Der EuGH wählt in seinem Urteil eine formale Herangehensweise an die EU-Standardvertragsklauseln, das die ohnehin bestehenden Pflichten für Exporteure und Importeure nochmals beleuchtet. Unklar bleibt für Verantwortliche, welche Hinweise im Drittland den Export personenbezogener Daten als unzulässig erscheinen lassen bzw. welche technisch-organisatorischen Maßnahmen ergänzend zu treffen sind.

Die GDD fordert:

  • Sanktionsmaßnahmen von EU-Aufsichtsbehörden bezüglich der Datenexporte in Drittländer, insbesondere die USA, sind vorerst auszusetzen. Datenverarbeiter müssen die Möglichkeit erhalten, ihre Datenflüsse in Drittländer nach dem Urteil des EuGH evaluieren können.
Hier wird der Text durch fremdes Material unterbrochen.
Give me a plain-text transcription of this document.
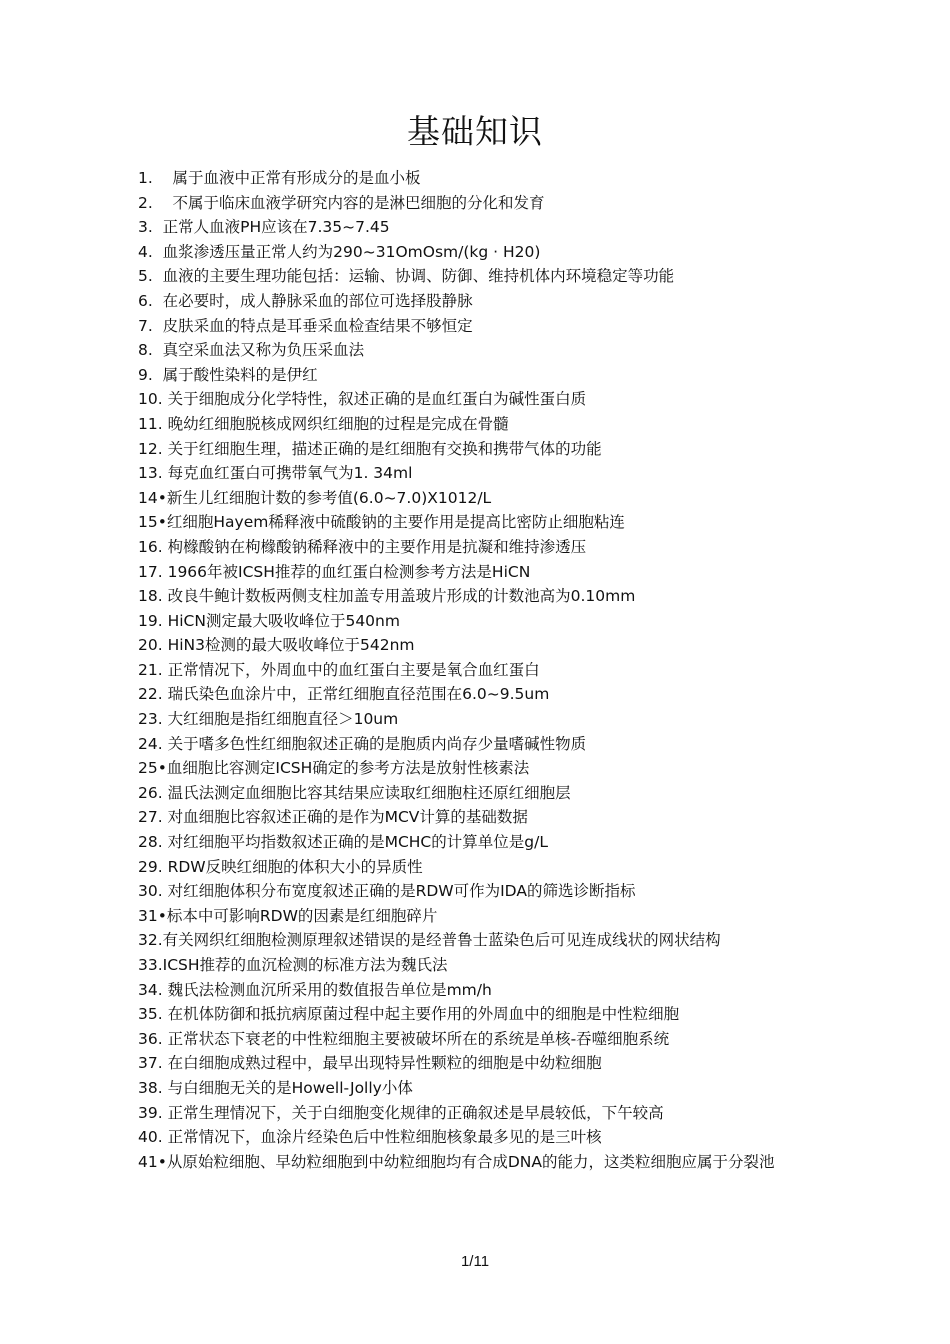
基础知识
1.    属于血液中正常有形成分的是血小板
2.    不属于临床血液学研究内容的是淋巴细胞的分化和发育
3.  正常人血液PH应该在7.35~7.45
4.  血浆渗透压量正常人约为290~31OmOsm/(kg · H20)
5.  血液的主要生理功能包括：运输、协调、防御、维持机体内环境稳定等功能
6.  在必要时，成人静脉采血的部位可选择股静脉
7.  皮肤采血的特点是耳垂采血检查结果不够恒定
8.  真空采血法又称为负压采血法
9.  属于酸性染料的是伊红
10. 关于细胞成分化学特性，叙述正确的是血红蛋白为碱性蛋白质
11. 晚幼红细胞脱核成网织红细胞的过程是完成在骨髓
12. 关于红细胞生理，描述正确的是红细胞有交换和携带气体的功能
13. 每克血红蛋白可携带氧气为1. 34ml
14•新生儿红细胞计数的参考值(6.0~7.0)X1012/L
15•红细胞Hayem稀释液中硫酸钠的主要作用是提高比密防止细胞粘连
16. 枸橼酸钠在枸橼酸钠稀释液中的主要作用是抗凝和维持渗透压
17. 1966年被ICSH推荐的血红蛋白检测参考方法是HiCN
18. 改良牛鲍计数板两侧支柱加盖专用盖玻片形成的计数池高为0.10mm
19. HiCN测定最大吸收峰位于540nm
20. HiN3检测的最大吸收峰位于542nm
21. 正常情况下，外周血中的血红蛋白主要是氧合血红蛋白
22. 瑞氏染色血涂片中，正常红细胞直径范围在6.0~9.5um
23. 大红细胞是指红细胞直径＞10um
24. 关于嗜多色性红细胞叙述正确的是胞质内尚存少量嗜碱性物质
25•血细胞比容测定ICSH确定的参考方法是放射性核素法
26. 温氏法测定血细胞比容其结果应读取红细胞柱还原红细胞层
27. 对血细胞比容叙述正确的是作为MCV计算的基础数据
28. 对红细胞平均指数叙述正确的是MCHC的计算单位是g/L
29. RDW反映红细胞的体积大小的异质性
30. 对红细胞体积分布宽度叙述正确的是RDW可作为IDA的筛选诊断指标
31•标本中可影响RDW的因素是红细胞碎片
32.有关网织红细胞检测原理叙述错误的是经普鲁士蓝染色后可见连成线状的网状结构
33.ICSH推荐的血沉检测的标准方法为魏氏法
34. 魏氏法检测血沉所采用的数值报告单位是mm/h
35. 在机体防御和抵抗病原菌过程中起主要作用的外周血中的细胞是中性粒细胞
36. 正常状态下衰老的中性粒细胞主要被破坏所在的系统是单核-吞噬细胞系统
37. 在白细胞成熟过程中，最早出现特异性颗粒的细胞是中幼粒细胞
38. 与白细胞无关的是Howell-Jolly小体
39. 正常生理情况下，关于白细胞变化规律的正确叙述是早晨较低，下午较高
40. 正常情况下，血涂片经染色后中性粒细胞核象最多见的是三叶核
41•从原始粒细胞、早幼粒细胞到中幼粒细胞均有合成DNA的能力，这类粒细胞应属于分裂池
1/11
  • Seitens des Europäischen Datenschutzausschusses sind Hinweise zu erarbeiten, nach welchen Kriterien Datenexporte auf Basis der EU-Standardvertragsklauseln in ein Drittland auszusetzen sind. Hier wären beispielsweise Black- oder Whitelists für Länder oder bestimmte Sektoren denkbar. Alleingänge nationaler Aufsichtsbehörden wären nicht zielführend.
  • Verhandlungen zwischen der Europäischen Kommission und den Vereinigten Staaten für Änderungen des EU-US Privacy Shields sind zeitnah aufzunehmen. Insbesondere die Datenzugriffe von Behörden aus Sicherheitsinteressen müssen einer effektiven und verbindlichen Kontrolle unterliegen und sich am Verhältnismäßigkeitsgrundsatz orientieren. Rechtsschutzmöglichkeiten für EU-Bürger sind stärker zu berücksichtigen.